Donald Trump is claiming that diversity, equity, and inclusion is to blame for the deadly collision of a passenger plane and a military helicopter in the Washington, D.C., area.
During a news conference Thursday, Trump cited a “big push to put diversity into the [Federal Aviation Administration]’s program,” which he insisted happened before his second term began.
“The FAA is actively recruiting workers who suffer severe intellectual disabilities, psychiatric problems, and other mental and physical conditions under a diversity and inclusion hiring initiative spelled out on the agency’s website,” Trump said, citing an “article.”
The article is likely this one published by Fox News in January 2024, which reported on an FAA policy to place a “special emphasis in recruitment and hiring” on people with “targeted disabilities” that included “hearing, vision, missing extremities, partial paralysis, complete paralysis, epilepsy, severe intellectual disability, psychiatric disability and dwarfism.”
In a sense, Trump was right: That language did predate his second term. It first appeared on the FAA’s website in 2013, according to Snopes. So it was still in place during Trump’s first term.
On Tuesday, the Trump administration had released materials targeting disabled employees at the FAA, directing the agency “to immediately return to non-discriminatory, merit-based hiring” and stop its DEI initiatives. Still, according to the president, DEI was to blame for the deadly incident that happened the next day.
Trump also scrapped all Department of Homeland Security advisory committees in a “commitment to eliminating the misuse of resources and ensuring that DHS activities prioritize our national security,” and fired the heads of the Transportation Security Administration and the Coast Guard.

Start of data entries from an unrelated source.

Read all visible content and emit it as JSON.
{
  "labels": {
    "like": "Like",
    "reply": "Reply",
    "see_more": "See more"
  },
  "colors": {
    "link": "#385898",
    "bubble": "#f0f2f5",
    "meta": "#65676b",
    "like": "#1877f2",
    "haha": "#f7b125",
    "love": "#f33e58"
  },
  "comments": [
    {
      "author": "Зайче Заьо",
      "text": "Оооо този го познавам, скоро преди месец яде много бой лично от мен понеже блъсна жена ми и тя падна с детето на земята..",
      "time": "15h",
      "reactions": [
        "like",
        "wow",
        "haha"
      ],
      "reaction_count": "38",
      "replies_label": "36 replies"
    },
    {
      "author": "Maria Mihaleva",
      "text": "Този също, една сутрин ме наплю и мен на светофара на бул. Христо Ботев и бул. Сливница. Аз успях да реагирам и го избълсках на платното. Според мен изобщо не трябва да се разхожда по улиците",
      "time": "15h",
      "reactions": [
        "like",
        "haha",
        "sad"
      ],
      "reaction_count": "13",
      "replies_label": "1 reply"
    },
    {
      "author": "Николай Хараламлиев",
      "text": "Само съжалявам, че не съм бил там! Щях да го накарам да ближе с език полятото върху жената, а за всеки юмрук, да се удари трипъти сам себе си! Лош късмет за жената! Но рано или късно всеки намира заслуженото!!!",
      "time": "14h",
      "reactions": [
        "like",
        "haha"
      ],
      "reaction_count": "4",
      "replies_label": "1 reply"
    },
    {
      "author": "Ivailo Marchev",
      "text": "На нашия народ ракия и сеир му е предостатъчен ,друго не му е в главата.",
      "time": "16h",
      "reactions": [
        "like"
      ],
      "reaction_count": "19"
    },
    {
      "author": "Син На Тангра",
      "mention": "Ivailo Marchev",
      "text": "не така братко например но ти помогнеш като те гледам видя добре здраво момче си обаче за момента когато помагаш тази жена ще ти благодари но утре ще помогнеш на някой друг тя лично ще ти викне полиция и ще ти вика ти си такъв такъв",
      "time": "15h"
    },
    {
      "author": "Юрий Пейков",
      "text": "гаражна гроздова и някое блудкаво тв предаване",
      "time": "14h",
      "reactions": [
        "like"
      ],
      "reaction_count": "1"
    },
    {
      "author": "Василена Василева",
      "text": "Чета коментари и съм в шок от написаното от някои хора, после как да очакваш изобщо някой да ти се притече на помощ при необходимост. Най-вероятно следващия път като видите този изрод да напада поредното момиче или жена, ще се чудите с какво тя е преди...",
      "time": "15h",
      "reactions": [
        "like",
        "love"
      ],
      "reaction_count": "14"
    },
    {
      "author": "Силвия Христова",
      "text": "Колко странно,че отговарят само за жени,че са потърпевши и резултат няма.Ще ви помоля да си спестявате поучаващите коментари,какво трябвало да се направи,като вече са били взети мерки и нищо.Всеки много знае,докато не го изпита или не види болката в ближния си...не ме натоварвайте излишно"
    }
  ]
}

Republican lawmakers armed with limited information were quick to play the blame game too. Fox News’s Maria Bartiromo spoke to some Republican lawmakers who cast responsibility for the deadly incident on anyone, or anything, but their own party or its leader.
“You hate to jump to any conclusions,” Tennessee Representative Andy Ogles said, before openly speculating about possible conclusions.
“Human error?” Ogles mused. “Was it some sort of equipment failure? Did DEI play a role in this type of thing?”
Ogles encouraged examining the incident with “eyes wide open,” but clearly his eyes are focused away from one group in particular.
Wisconsin Senator Ron Johnson also got a chance to guess, after Bartiromo described an expert blaming the Federal Aviation Agency and air traffic control.
“I’m not exactly sure what caused this, what it was, purely the air traffic control system, but I know it’s completely antiquated, it needs to be upgraded; we’ve known about this for years and quite honestly, administrations haven’t done anything about it,” Johnson said.
He added that there was an opportunity for “someone like Elon Musk” to “really modernize things.”
As part of his push to “modernize things,” shadow president Elon Musk demanded that FAA chief Michael Whitaker quit, because he was angry that Whitaker wanted SpaceX to pay fines for failing to follow its license requirements during two SpaceX launches. Whitaker resigned less than two weeks ago.